Birleşmiş Milletler Güvenlik Konseyi’nin (BMGK) 5 daimi üyesi ve Almanya ile İran arasında 2015’te imzalanan Kapsamlı Ortak Eylem Planı olarak adlandırılan nükleer anlaşma, Tahran’a yüzde 3,67 oranında uranyum zenginleştirme faaliyetini sürdürme hakkı veriyor. Anlaşma çerçevesinde İran, en çok 300 kilogram uranyumu elinde tutabiliyor.
Anlaşma İran’a 300 kilogramın üzerindeki uranyumu uluslararası piyasada satarak karşılığında doğal uranyum alabilme imkanı tanıyor. İran ayrıca anlaşmaya göre, ağır su stokunu 130 tonun altında tutmak zorunda ve aşımı halinde ülke dışına çıkarmakla yükümlü bulunuyor.

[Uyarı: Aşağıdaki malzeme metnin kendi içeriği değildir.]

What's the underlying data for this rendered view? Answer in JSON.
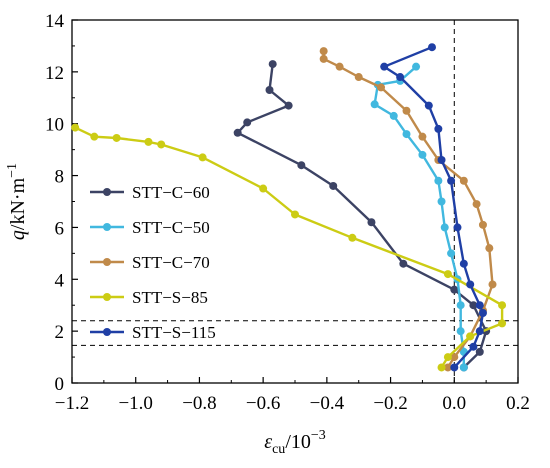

Cumhurbaşkanı Hasan Ruhani, ABD’nin yaptırımlarına karşılık 8 Mayıs’ta ülkesinin nükleer anlaşmadaki taahhütlerini azalttığını ve anlaşmanın taraflarına İran’ın çıkarlarını koruyacak önlemler alması için 60 gün süre verdiklerini duyurmuştu.